4.最後の要素は、精神分裂病の思考機構としてよく知られているものに基づいている。すなわち夢の要素であって、フロイドのいわゆる転位と凝縮と象徴形成への顕著な傾向である。このような機構は、例えば、外面的には全く異質な、多くの形象部分を同一の画面に描くというような形をとって、現代表現主義の芸術作品にはしばしば見られるものである(例えば農夫の顔があって、それが同時に農園の風景を表しているというふうなもの)。

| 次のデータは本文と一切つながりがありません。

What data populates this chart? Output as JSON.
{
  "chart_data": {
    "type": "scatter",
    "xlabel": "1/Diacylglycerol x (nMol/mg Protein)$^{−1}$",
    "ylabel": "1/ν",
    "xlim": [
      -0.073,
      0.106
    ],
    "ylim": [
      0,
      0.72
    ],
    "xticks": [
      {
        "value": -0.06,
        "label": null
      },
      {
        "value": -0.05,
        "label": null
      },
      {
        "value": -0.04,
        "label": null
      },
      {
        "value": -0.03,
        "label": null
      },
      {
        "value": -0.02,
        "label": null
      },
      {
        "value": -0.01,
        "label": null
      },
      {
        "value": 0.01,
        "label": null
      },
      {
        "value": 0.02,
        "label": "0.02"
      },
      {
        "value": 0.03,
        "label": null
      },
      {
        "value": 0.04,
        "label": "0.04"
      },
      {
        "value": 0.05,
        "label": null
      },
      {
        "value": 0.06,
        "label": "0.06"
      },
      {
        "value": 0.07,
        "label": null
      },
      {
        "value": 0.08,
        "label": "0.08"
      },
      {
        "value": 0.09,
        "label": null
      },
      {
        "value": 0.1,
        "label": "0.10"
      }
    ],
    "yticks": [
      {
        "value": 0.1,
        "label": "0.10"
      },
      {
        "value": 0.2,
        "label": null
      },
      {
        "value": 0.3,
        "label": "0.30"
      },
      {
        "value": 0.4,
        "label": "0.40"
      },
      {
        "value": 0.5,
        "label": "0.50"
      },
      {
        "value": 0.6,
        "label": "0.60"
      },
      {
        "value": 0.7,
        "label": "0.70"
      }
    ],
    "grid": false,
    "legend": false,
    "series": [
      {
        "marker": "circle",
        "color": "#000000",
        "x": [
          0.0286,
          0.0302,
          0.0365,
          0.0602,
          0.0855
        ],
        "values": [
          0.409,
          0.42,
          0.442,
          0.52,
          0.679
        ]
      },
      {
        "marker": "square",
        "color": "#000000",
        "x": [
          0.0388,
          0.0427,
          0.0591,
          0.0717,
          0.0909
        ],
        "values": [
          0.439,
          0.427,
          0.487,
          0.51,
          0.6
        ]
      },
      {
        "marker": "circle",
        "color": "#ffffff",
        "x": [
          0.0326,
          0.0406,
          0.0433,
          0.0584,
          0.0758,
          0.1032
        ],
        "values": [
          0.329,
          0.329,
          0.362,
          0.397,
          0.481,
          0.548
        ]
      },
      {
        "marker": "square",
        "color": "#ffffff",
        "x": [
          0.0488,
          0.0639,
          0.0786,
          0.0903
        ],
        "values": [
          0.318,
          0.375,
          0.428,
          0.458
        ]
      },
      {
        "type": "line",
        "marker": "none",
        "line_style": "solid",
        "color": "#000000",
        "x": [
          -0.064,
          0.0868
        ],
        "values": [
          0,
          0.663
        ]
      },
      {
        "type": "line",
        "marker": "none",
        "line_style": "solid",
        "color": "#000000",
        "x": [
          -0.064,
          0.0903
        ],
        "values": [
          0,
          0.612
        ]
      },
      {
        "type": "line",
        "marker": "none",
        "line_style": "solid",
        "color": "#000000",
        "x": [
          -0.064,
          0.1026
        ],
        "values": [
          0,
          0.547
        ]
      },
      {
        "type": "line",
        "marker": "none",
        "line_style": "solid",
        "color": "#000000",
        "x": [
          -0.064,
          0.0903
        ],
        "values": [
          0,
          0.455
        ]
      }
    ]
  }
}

 音楽の分野で、これに相当する気質型を分析しようとしても、まず準拠すべき基盤がない。というのは、有名な大作曲家はたいてい、生物学的に複雑な合質を示しているからである。そしてあまり重要でない作曲家については、音楽の専門家だけが、かなりの資料を集めることができるという程度なのである。

学者の型

 学者は、後に説く実際活動に生涯を捧げた人々と同様に、たいていの場合、個人心理学的立場から利用できる客観的資料を詩人ほどたくさん残していないものである。その上、彼等においても、すでに我々の知っている事柄が、反復して現われているに過ぎないので、ここでは、極く手短かに扱うことにする。また学者は、少数の傑出した人々は別として、肖像がなかなか手に入り難く、綿密な電気も少ないのである。たとえあっても、それは彼等の仕事や戦いを数えたてたものか、あるいは、一般民衆教化につくした彼等の功績をたたえる読み物にすぎない。

 ところで前世紀以来、学者の体型が一般にどのように推移して来たかをみると、興味深い事実がわかる。古い時代、特に神学者、哲学者、法学者にあっては、幅がせまくて長く、しかも彫りの深い、細長方の顔が支配的で、エラスムスや、メランヒトン、スピノザ、カントなどのような容姿が多かったが、19世紀以後は、肥満型が多くなり、特に自然科学の分野にこの傾向が著しい。多くの肖像を集めたものを比較してむると、大まかな標準を得ることができる。例えば私は、神学者や哲学者、法律家などの、非常に特色のある銅版画を集めた。1802年版の肖像画集をしらべてみたが、ちょうど60例のうち、大体35例は細長型の傾向が強い分裂性体格型を示し、約15例は混質が強く不正確であったが、肥満型のものは約9例に過ぎなかった。ところが19世紀の有名な医学者を網羅した挿画入りの医学辞典を調べてみると、特に名を知られた人々のうち、肥満型は約68人、混質ないしは不明瞭なものが約39人、分裂症の範疇に属する体格型は約11人であった。

 このように大ざっぱな操作には、どうしてもかなりな誤謬が入りこんで来るものだが、次のような相違だけは、かなりはっきりしているので全く無視するわけにはゆかない。すなわち、古い時代の、主として抽象的形而上学的で、概念的体系的な研究に従事した精神科学者には、細長型の体型を示すことが多く、自然科学者のうちでも、具象的、記述的な分野には、肥満型の体型が多いということである。